Psalm 18:30-40 pictures a man of faith with the shield of salvation being trained for God’s warfare and then pur­suing and vanquishing his enemies. Paul picks up this thought in some of his letters. Ephesians 6 tells us to put on the whole armor of God. You don’t need armor if you are not willing to do battle. Walking with God implies action. Wrestling against flesh and blood implies vigorous action. Sucking honey from the rock again implies a strong pulling ac­tion. While God has given us the Bible it often requires a powerful effort many times repeated to extract the true mean­ing, just as the repeated sucking action of a baby will eventually empty the bottle and the infant receives nourishment from what it has taken in. Constant study of the Bible will enable us to keep the sword of the spirit, which is the word of God highly polished and ready for use in preaching the truth. Hymn 276 exhorts as follows:

Ho! reapers of life’s harvest, Why stand with rusted blade
Until the night draws round you, and day begins to fade?
Why stand ye idle, waiting, For reapers more to come?
The golden morn is passing; Why it ye idle, dumb?
Thrust in your sharpened sickle, And gather in the grain:
The night is fast approaching. And soon will come again.
Thy Master calls for reapers, And shall he call in vain?
Shall sheaves lie there ungathered and waste upon the plain?

Has the blade of our sword or sickle rusted with time? Do we stand idle, letting others reap? Sheaves lie there ungathered–will we help bring them in?
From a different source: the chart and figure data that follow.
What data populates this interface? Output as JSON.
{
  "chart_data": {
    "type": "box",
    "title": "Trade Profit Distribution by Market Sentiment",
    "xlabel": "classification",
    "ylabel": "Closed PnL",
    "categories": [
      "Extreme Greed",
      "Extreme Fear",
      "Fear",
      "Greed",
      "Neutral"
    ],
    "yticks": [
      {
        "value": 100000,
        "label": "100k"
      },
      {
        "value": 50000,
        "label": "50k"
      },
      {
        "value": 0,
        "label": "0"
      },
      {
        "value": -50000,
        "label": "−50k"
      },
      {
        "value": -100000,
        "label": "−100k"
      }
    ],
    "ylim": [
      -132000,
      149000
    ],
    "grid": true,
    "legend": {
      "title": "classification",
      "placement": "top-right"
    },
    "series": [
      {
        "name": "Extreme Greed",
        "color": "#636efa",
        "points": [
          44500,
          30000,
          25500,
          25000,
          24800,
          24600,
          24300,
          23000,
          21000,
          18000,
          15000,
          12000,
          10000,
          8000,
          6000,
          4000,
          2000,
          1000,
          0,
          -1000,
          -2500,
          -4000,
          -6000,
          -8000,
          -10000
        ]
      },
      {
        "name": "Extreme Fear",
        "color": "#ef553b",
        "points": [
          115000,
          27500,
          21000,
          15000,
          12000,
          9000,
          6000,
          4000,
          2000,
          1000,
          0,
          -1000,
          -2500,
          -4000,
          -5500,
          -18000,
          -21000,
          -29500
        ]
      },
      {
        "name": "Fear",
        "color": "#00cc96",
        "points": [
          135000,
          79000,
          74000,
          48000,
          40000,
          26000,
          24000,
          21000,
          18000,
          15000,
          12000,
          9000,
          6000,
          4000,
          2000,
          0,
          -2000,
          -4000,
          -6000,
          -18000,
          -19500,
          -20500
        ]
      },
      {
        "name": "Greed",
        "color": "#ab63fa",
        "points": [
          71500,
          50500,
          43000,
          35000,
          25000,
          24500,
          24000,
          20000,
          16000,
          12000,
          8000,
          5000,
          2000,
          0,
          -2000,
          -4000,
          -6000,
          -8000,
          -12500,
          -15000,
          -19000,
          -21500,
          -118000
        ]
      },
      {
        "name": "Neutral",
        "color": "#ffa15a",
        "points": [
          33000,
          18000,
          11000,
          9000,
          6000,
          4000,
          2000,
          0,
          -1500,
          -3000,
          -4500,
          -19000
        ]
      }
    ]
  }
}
Having our feet shod with the gospel of peace will move us to action, but we know that not all have their feet shod. Nebuchadnezzar’s image had feet of part iron and part clay. Iron of strength—clay of weakness, or of the flesh. This indicates a divided kingdom or state of affairs. We cannot walk righteously and blamelessly with God if the kingdom of our body, that we alone control is divided, between fleshly desires and spir­itual desires. We must use the power of the word of God to thrust through the lust of the flesh, the lust of the eyes, the pride of life–the carnal mind. Christ tells us that he who conquers will be granted the right to sit with him on his throne as he himself conquered and sat down with his Father on His throne. Those who do not conquer will weep and gnash teeth, when they see Abraham, Isaac and Jacob and all the prophets in the kingdom of God and they themselves thrust out. Conquering involves continu­ous action. Though we may on occasions “lose a battle”—-as David did—may we like David win the campaign.”